POR EDITORIAL DE O GLOBO

 

É bem-vinda a proposta do ministro Edson Fachin, presidente do Supremo Tribunal Federal (STF) e do Conselho Nacional de Justiça, de enviar ao Congresso um Projeto de Lei (PL) para disciplinar a remuneração de juízes e desembargadores. Em junho, Fachin havia criado um grupo de trabalho para discutir os “penduricalhos”, as verbas extras que inflam os salários da elite do funcionalismo além do teto constitucional. A minuta do projeto, disse ele, deverá estar pronta até o fim do ano.

 

Cabe ao Congresso fixar regras claras, sensatas e transparentes para a remuneração do funcionalismo, especialmente da magistratura e do Ministério Público, onde se concentram os supersalários. Daí a importância de um PL para regulamentar a questão. A iniciativa anunciada por Fachin é uma oportunidade de envolver os parlamentares na discussão. Todos parecem concordar que há uma distorção descabida nos salários pagos à elite do funcionalismo. Mas é preciso passar do discurso à prática.

 

Enquanto o Congresso se mantinha alheio a sua responsabilidade, o Supremo tentou disciplinar a questão. Em março, a Corte fixou, de forma consensual, uma série de regras para a remuneração de magistrados e integrantes do Ministério Público. Pareceu um avanço em relação à obscuridade que imperava, refletida na profusão de penduricalhos, boa parte injustificáveis, abrigados sob mais de 3 mil denominações.

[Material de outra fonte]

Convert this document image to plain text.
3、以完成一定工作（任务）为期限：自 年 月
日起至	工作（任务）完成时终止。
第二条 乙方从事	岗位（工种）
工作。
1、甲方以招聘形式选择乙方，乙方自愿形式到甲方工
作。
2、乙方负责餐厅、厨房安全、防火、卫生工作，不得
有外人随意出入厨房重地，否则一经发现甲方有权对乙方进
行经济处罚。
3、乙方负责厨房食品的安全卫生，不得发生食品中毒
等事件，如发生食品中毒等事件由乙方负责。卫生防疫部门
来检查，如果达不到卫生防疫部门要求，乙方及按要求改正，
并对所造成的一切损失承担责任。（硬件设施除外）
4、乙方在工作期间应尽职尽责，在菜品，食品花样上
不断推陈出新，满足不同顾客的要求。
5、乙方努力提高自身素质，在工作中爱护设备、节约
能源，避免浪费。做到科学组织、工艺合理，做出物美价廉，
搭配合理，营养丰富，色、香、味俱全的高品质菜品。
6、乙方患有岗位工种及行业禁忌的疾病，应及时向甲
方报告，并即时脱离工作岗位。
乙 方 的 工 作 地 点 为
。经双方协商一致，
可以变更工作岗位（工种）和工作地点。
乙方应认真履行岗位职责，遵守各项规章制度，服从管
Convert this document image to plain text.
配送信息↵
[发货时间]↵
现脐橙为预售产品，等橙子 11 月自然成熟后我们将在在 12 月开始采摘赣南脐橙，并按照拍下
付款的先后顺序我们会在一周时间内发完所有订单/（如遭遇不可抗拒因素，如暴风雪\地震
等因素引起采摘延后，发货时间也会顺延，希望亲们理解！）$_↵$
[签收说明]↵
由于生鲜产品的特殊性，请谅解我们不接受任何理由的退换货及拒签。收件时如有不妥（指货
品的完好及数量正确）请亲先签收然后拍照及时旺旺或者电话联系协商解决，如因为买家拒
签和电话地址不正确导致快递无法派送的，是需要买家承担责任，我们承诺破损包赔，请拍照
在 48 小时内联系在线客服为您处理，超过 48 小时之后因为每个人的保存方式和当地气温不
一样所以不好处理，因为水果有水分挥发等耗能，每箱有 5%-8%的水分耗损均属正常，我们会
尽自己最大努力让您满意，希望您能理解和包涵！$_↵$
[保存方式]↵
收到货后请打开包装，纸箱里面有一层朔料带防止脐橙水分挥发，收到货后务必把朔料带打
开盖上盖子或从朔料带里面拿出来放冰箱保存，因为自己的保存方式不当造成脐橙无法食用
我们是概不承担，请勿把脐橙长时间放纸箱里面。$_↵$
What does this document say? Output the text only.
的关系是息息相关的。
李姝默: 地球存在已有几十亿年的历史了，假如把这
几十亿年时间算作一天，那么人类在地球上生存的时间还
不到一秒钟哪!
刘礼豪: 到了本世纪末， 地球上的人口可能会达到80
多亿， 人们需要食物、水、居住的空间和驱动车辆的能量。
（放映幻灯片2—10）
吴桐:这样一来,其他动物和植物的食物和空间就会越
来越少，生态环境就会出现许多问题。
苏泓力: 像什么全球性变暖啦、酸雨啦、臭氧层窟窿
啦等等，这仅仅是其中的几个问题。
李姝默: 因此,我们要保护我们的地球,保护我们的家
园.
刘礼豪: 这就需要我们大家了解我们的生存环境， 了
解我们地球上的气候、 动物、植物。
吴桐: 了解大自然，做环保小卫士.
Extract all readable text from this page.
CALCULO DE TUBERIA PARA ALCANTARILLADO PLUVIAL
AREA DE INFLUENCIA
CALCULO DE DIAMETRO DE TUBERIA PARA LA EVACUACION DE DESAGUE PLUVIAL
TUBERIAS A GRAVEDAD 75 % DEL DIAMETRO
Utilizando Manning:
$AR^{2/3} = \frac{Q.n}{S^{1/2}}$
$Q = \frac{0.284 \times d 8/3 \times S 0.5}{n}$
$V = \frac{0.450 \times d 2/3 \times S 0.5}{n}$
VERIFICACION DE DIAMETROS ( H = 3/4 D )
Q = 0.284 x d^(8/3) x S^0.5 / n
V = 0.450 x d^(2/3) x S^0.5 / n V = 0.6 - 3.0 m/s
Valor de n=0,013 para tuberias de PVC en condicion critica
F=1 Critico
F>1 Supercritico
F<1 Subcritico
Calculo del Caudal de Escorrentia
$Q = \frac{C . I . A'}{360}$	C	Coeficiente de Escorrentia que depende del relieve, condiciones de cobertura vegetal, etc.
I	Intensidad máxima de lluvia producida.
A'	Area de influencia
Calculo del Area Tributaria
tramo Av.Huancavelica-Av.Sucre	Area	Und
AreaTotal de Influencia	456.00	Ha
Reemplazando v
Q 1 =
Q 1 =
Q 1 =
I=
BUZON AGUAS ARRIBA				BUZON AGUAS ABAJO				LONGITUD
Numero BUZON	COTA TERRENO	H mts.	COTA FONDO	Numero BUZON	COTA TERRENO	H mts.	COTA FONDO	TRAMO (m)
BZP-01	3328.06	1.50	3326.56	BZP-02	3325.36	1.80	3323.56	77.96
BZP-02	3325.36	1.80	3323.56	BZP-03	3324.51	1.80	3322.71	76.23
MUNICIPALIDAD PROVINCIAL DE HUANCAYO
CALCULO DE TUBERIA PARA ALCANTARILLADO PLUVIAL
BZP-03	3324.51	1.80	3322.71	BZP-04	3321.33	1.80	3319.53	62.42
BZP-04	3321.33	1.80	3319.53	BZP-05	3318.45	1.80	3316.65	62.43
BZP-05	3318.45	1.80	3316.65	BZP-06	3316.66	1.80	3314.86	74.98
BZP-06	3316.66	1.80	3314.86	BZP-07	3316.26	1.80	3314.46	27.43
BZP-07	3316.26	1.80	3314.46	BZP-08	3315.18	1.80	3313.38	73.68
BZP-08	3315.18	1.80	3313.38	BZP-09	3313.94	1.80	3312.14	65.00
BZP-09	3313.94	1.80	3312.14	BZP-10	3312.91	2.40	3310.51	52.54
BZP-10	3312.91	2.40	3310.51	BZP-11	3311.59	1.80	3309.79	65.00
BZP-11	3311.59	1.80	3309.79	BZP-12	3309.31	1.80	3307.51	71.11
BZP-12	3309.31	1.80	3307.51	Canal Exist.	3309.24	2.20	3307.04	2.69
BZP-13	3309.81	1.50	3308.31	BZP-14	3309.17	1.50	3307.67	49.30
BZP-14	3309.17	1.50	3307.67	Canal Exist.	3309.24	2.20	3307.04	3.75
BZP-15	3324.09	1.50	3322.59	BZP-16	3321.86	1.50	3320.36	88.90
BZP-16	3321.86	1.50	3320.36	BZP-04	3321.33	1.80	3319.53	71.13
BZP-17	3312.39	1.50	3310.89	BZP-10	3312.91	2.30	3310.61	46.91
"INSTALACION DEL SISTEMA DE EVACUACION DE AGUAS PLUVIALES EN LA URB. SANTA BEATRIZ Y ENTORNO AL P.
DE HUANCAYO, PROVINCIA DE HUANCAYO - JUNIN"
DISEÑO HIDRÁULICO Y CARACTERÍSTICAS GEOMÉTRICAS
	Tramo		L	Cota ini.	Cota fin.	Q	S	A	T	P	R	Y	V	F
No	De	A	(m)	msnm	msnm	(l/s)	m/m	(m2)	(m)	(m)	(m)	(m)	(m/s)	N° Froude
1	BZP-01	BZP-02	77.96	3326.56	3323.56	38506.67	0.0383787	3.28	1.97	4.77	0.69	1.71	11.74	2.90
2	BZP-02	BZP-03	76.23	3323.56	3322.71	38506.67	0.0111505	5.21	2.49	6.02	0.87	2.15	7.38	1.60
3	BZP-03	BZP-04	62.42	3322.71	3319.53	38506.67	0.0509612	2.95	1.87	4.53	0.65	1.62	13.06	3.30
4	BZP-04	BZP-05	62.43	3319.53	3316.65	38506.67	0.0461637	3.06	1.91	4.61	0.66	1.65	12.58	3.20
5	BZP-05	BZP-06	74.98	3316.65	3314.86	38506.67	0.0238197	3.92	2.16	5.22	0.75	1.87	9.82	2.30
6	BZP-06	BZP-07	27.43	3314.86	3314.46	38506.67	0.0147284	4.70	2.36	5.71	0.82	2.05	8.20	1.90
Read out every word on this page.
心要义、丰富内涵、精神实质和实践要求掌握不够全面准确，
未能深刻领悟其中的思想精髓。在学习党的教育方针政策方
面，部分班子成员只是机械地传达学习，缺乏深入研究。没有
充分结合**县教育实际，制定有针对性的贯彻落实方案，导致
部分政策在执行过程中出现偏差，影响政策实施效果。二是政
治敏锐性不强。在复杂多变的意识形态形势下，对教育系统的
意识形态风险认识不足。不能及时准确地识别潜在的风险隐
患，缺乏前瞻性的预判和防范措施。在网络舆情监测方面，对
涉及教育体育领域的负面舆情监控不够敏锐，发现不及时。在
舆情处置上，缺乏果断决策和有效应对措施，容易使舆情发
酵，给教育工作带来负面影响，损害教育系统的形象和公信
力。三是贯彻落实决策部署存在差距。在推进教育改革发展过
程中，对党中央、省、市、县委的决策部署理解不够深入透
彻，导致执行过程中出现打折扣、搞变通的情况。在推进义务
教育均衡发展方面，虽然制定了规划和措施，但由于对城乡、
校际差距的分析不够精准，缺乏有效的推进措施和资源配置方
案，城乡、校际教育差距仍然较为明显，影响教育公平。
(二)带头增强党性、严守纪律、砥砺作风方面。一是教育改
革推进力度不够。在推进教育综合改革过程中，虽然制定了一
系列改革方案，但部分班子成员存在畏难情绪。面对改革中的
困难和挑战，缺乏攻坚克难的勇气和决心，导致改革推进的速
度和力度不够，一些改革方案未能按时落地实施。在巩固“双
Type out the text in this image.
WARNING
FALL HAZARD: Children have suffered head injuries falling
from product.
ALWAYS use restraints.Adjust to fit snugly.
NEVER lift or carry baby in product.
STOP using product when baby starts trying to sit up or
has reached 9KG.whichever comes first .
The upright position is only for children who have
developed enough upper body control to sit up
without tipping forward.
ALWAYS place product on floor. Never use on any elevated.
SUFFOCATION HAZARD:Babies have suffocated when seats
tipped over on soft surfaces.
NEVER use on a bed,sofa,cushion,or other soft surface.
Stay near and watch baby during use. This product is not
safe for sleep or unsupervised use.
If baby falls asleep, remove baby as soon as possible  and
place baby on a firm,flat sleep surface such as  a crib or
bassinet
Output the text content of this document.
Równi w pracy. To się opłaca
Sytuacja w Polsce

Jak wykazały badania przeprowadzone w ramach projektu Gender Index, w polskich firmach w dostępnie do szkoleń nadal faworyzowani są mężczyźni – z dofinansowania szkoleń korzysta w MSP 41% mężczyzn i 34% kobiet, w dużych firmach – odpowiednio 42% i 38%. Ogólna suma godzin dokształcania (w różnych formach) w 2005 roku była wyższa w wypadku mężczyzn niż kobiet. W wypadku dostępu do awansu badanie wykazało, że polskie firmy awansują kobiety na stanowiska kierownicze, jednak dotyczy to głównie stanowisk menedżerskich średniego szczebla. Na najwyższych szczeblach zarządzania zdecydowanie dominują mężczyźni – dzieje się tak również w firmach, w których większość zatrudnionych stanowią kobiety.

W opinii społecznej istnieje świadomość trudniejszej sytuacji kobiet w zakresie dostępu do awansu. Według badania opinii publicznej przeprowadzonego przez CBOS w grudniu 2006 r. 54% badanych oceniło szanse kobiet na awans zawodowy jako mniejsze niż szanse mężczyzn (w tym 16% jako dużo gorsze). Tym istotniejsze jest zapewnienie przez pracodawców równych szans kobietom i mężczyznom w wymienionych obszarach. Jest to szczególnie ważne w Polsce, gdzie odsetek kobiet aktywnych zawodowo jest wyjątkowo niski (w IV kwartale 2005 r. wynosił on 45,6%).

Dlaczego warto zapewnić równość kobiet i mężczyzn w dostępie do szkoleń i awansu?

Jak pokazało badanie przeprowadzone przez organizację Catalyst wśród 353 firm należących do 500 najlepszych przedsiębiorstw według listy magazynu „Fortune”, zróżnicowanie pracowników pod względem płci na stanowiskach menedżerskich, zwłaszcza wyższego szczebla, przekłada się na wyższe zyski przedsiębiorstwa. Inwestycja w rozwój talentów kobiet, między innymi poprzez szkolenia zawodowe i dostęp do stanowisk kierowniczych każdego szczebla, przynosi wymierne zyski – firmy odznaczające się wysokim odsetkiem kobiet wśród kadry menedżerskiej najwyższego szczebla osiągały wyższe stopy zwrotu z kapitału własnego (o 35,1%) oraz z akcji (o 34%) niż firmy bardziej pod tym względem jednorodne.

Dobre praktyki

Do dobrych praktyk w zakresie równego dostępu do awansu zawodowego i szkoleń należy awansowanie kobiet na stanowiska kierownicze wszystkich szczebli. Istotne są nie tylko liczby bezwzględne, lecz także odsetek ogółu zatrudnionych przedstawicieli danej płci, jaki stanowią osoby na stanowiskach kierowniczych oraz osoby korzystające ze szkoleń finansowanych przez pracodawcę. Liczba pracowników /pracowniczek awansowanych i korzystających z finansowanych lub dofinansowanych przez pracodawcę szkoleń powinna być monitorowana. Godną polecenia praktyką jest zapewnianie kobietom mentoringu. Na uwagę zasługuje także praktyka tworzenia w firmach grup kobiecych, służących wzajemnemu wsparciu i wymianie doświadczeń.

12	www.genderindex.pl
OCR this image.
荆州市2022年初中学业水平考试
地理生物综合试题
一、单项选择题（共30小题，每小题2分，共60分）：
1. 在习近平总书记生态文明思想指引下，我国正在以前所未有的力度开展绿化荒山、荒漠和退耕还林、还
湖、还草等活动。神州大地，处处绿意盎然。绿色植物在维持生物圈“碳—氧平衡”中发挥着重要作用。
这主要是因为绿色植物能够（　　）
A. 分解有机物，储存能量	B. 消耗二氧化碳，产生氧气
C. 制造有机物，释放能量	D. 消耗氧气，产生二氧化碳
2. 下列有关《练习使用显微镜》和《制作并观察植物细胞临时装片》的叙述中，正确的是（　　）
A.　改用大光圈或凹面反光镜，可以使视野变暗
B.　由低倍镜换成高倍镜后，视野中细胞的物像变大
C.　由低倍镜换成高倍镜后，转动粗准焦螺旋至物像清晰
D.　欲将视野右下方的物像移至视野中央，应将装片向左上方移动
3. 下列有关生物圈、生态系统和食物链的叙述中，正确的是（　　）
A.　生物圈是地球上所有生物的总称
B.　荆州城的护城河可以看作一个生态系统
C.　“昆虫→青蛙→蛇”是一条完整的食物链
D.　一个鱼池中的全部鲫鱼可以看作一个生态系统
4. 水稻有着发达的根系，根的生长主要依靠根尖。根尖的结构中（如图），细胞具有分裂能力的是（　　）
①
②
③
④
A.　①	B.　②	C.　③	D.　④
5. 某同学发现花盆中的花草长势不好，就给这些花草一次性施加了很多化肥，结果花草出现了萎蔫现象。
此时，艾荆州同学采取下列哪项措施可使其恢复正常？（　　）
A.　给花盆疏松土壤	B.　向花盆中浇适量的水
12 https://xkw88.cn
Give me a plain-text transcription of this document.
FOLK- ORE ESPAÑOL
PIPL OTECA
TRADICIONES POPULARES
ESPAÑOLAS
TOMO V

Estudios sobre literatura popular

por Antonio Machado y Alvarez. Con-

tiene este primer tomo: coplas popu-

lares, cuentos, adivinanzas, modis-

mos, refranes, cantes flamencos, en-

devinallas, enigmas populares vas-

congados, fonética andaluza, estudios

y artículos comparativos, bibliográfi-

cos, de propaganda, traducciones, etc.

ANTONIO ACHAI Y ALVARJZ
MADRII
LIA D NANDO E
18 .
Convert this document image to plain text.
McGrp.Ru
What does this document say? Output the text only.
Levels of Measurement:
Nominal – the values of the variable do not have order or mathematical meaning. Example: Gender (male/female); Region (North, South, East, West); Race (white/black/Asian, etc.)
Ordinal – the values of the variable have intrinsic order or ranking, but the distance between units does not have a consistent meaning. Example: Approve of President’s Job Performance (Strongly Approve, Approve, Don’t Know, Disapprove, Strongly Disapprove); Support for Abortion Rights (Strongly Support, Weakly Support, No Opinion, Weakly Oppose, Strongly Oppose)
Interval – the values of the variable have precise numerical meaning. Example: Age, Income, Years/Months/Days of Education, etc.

Infelizmente, em meio à pressão para deixar tudo como estava, a decisão se revelou frustrante.

 

Em vez de impor o cumprimento do teto, a Corte preferiu ampliá-lo. Estabeleceu que os “penduricalhos”, considerando gratificações por tempo de serviço e verbas indenizatórias autorizadas, não poderiam ultrapassar 70% do teto. Ora, na prática, ampliou o teto nessa proporção, para R$ 78,9 mil. Pior: a decisão ressuscitou a promoção automática a cada cinco anos, o famigerado quinquênio, extinto no serviço público havia quase duas décadas.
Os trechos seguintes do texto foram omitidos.